In summary most studies did not find a significant association between CM and elevated IL-6. Studies reporting positive findings tended not to adjust for BMI and in some papers positive associations were limited to sub-groups. Notably, two studies that adjusted appropriately for covariates found significant associations between CM and elevated IL-6 in older adults.

Tumour necrosis factor-alpha

The association between CM with TNF-a was reported in 17 papers, 13 of which were in clinical samples. All studies were retrospective and 14 used the CTQ to measure CM. Details of included papers are shown in Table 4A and 4B.

Eleven papers, all reporting clinical samples, did not identify a significant association between CM and TNF-a [30–33,38,56,57,61,62,67,68] (data shown in Table 4A).
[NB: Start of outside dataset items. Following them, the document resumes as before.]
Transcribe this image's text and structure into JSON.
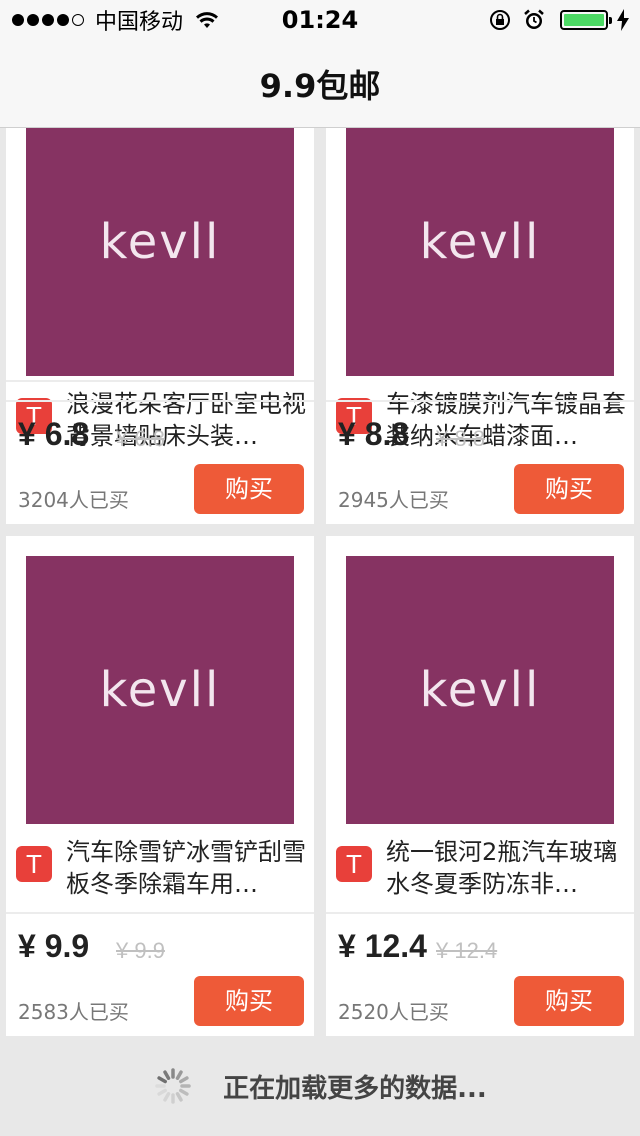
{
  "status_bar": {
    "carrier": "中国移动",
    "time": "01:24",
    "battery_level": 1.0
  },
  "nav": {
    "title": "9.9包邮"
  },
  "products": [
    {
      "logo": "kevll",
      "badge": "T",
      "title": "浪漫花朵客厅卧室电视背景墙贴床头装…",
      "price": "¥ 6.8",
      "old_price": "¥ 6.8",
      "sold": "3204人已买",
      "buy": "购买"
    },
    {
      "logo": "kevll",
      "badge": "T",
      "title": "车漆镀膜剂汽车镀晶套装纳米车蜡漆面…",
      "price": "¥ 8.8",
      "old_price": "¥ 8.8",
      "sold": "2945人已买",
      "buy": "购买"
    },
    {
      "logo": "kevll",
      "badge": "T",
      "title": "汽车除雪铲冰雪铲刮雪板冬季除霜车用…",
      "price": "¥ 9.9",
      "old_price": "¥ 9.9",
      "sold": "2583人已买",
      "buy": "购买"
    },
    {
      "logo": "kevll",
      "badge": "T",
      "title": "统一银河2瓶汽车玻璃水冬夏季防冻非…",
      "price": "¥ 12.4",
      "old_price": "¥ 12.4",
      "sold": "2520人已买",
      "buy": "购买"
    }
  ],
  "loading": {
    "text": "正在加载更多的数据..."
  },
  "colors": {
    "accent": "#ee5a38",
    "badge": "#e8403a",
    "image_bg": "#863362"
  }
}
Dennison et al reported elevated levels of TNF-a in participants with schizophrenia and a history of CM compared to participants with schizophrenia with no history of CM, and controls (mean TNF-a 8.248pg/ml (SD = 0.601), 6.088pg/ml (SD = 0.465), and 3.614pg/ml (SD = 0.331) respectively, F = 11.41, df = 143, p<0.001), in an ANOVA which did not adjust for covariates [60]. Smith et al reported that TNF-a was associated with elevated TNF-a in a sample of 110 African-Americans with and without PTSD, in an analysis which adjusted for age, gender, education, substance use, mental health factors, but not BMI [59].

In non-clinical samples, two studies did not find a significant association between CM and TNF-a [45,66] (data shown in Table 4B). Hartwell et al in a study of 39 healthy adults in the USA, reported a significant association between the number of traumas on the ETI and elevated TNF-a in an analysis which adjusted for age, sex, and smoking status but not BMI [46]. This association was not statistically significant for any subscale of the ETI (including general trauma), and there was no statistically significant association of TNF-a with physical abuse, sexual abuse, or emotional abuse.

To summarise most studies did not find a significant association between CM and elevated TNF-a, and none of the studies reporting significant associations had adjusted for BMI.

Findings relating to other biomarkers

Details of papers relating to additional biomarkers and their main findings are shown in S2 Table. The most widely reported biomarkers were IL-1b (n = 8), IL-10 (n = 5), and fibrinogen (n = 4). Most papers did not demonstrate significant associations of CM with the biomarkers studied. The most consistent association was of CM with fibrinogen which was demonstrated in three papers [9,33,51].